Blog Influence, Engagement and “‘Deceptive’” Statistics

Posted On: July 7th, 2008 | Posted by: Dean

Charlie O’Donnell at Path101 responded to Fred Wilson‘s post earlier today on deceptive statistics by asking his readers to link, post, comment, Digg… whatever, all in an effort to measure the influence his blog really has, as well as the engagement of his readers. Though his perspective is that of a startup entrepreneur (rather than a genealogy enthusiast), the issues he raises seem highly relevant to Genealogy bloggers and their audiences.

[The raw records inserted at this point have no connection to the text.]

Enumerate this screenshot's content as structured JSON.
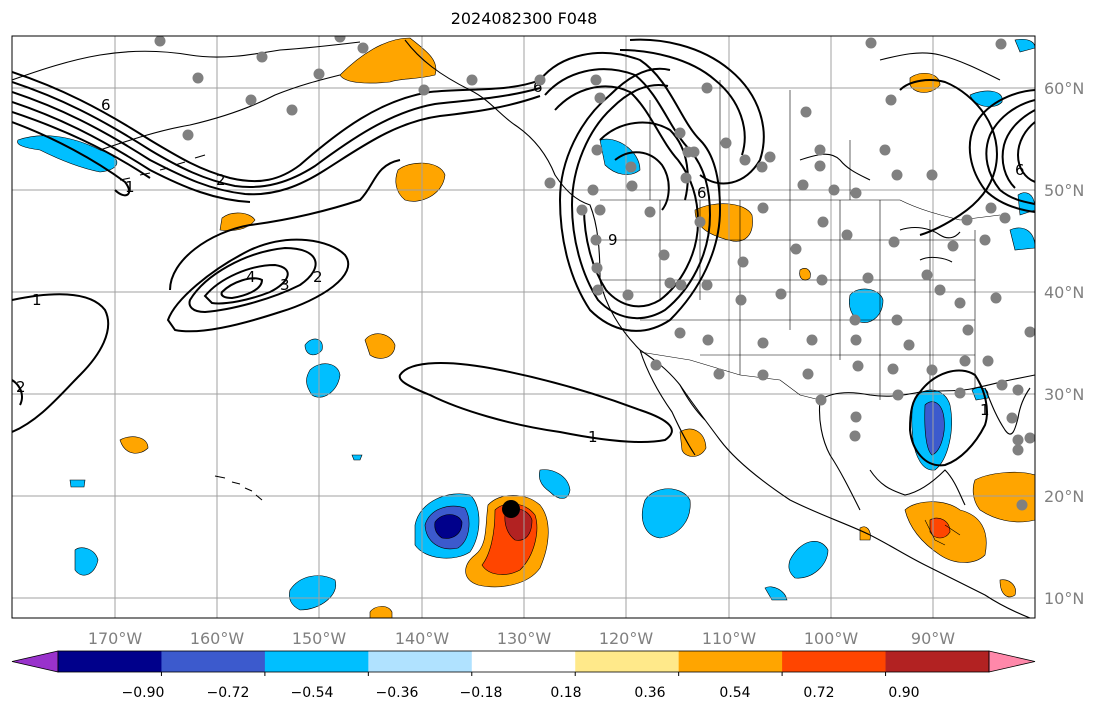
{
  "title": "2024082300 F048",
  "map": {
    "projection": "PlateCarree",
    "lon_range": [
      -180,
      -80
    ],
    "lat_range": [
      7,
      64
    ],
    "grid": true,
    "lat_labels": [
      "10°N",
      "20°N",
      "30°N",
      "40°N",
      "50°N",
      "60°N"
    ],
    "lon_labels": [
      "170°W",
      "160°W",
      "150°W",
      "140°W",
      "130°W",
      "120°W",
      "110°W",
      "100°W",
      "90°W"
    ],
    "contour_labels": [
      "1",
      "1",
      "1",
      "2",
      "2",
      "2",
      "3",
      "4",
      "6",
      "6",
      "6",
      "9",
      "6",
      "1"
    ],
    "station_marker_color": "#808080",
    "marker_color": "#000000"
  },
  "colorbar": {
    "ticks": [
      "−0.90",
      "−0.72",
      "−0.54",
      "−0.36",
      "−0.18",
      "0.18",
      "0.36",
      "0.54",
      "0.72",
      "0.90"
    ],
    "colors": [
      "#9932cc",
      "#00008b",
      "#3c5acd",
      "#00bfff",
      "#b0e2ff",
      "#ffffff",
      "#ffe98a",
      "#ffa500",
      "#ff4500",
      "#b22222",
      "#ff88aa"
    ]
  }
}
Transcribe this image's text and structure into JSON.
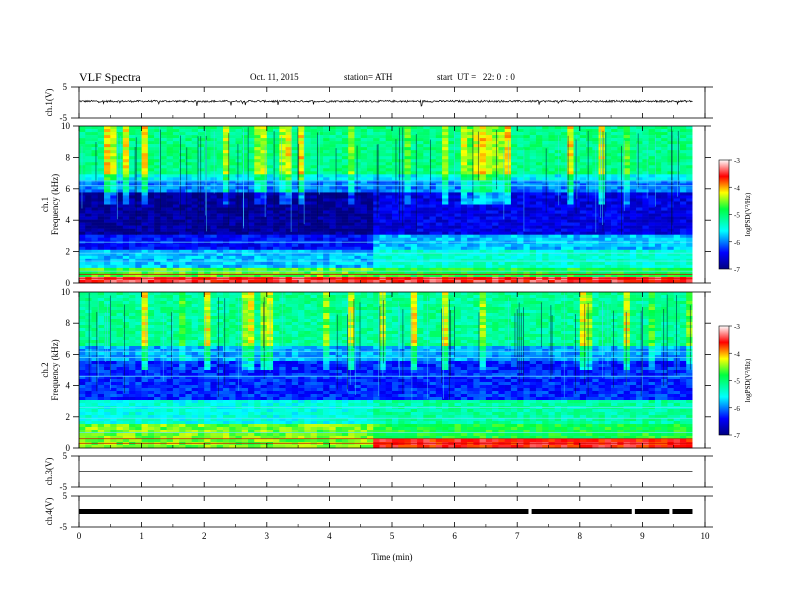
{
  "header": {
    "title": "VLF Spectra",
    "date": "Oct. 11, 2015",
    "station": "station= ATH",
    "start": "start  UT =   22: 0  : 0"
  },
  "chart_data": [
    {
      "type": "line",
      "panel": "ch1",
      "ylabel": "ch.1(V)",
      "ylim": [
        -5,
        5
      ],
      "yticks": [
        "5",
        "-5"
      ],
      "xlim": [
        0,
        10
      ],
      "data_end": 9.8,
      "approx_value": 0.4,
      "noise_amplitude": 0.6
    },
    {
      "type": "heatmap",
      "panel": "ch1_spec",
      "ylabel": "Frequency (kHz)",
      "panel_label": "ch.1",
      "ylim": [
        0,
        10
      ],
      "yticks": [
        "0",
        "2",
        "4",
        "6",
        "8",
        "10"
      ],
      "xlim": [
        0,
        10
      ],
      "transition_min": 4.7,
      "colorbar": {
        "label": "logPSD(V²/Hz)",
        "range": [
          -7,
          -3
        ],
        "ticks": [
          "-3",
          "-4",
          "-5",
          "-6",
          "-7"
        ]
      }
    },
    {
      "type": "heatmap",
      "panel": "ch2_spec",
      "ylabel": "Frequency (kHz)",
      "panel_label": "ch.2",
      "ylim": [
        0,
        10
      ],
      "yticks": [
        "0",
        "2",
        "4",
        "6",
        "8",
        "10"
      ],
      "xlim": [
        0,
        10
      ],
      "transition_min": 4.7,
      "colorbar": {
        "label": "logPSD(V²/Hz)",
        "range": [
          -7,
          -3
        ],
        "ticks": [
          "-3",
          "-4",
          "-5",
          "-6",
          "-7"
        ]
      }
    },
    {
      "type": "line",
      "panel": "ch3",
      "ylabel": "ch.3(V)",
      "ylim": [
        -5,
        5
      ],
      "yticks": [
        "5",
        "-5"
      ],
      "xlim": [
        0,
        10
      ],
      "approx_value": 0
    },
    {
      "type": "line",
      "panel": "ch4",
      "ylabel": "ch.4(V)",
      "ylim": [
        -5,
        5
      ],
      "yticks": [
        "5",
        "-5"
      ],
      "xlim": [
        0,
        10
      ],
      "approx_value": 0,
      "gaps_min": [
        7.2,
        8.85,
        9.45
      ]
    }
  ],
  "xaxis": {
    "label": "Time  (min)",
    "ticks": [
      "0",
      "1",
      "2",
      "3",
      "4",
      "5",
      "6",
      "7",
      "8",
      "9",
      "10"
    ]
  }
}
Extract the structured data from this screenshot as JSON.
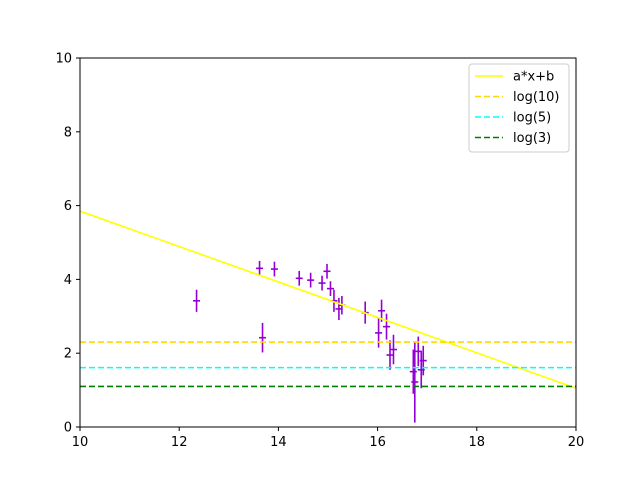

I’ll offer an example. At the recent Summit at the SCGS Jamboree, Leland Meitzler brought up the power of RSS feeds for quickly retrieving the latest from our favorite blogs. Several panelists indicated they used RSS themselves, but few seemed to have a good feel for who their RSS subscribers were and just how engaged they really were. I forget who said it, but I recall the comment being made that it wasn’t feasible to serve ads to (and gain ad revenue from) RSS subscribers. I’m not an expert on the subject, but I’m pretty confident that the folks at Feedburner would beg to differ. My point is this: we could probably all stand to understand the significance of our readership stats a little better. [Randy Seaver's analyses of his site's stats stand out as an example of what we could be doing in this regard.]

Back to Charlie’s post — he asked a pointed question that I’d like to pass along to the readers of this blog:

“If the people reading aren’t doing anything, either passing your message on or responding, what’s the point of having readers?”

Personally, as a perennial ‘lurker’ on many blogs and message boards, I’m inclined to disagree. What do you think?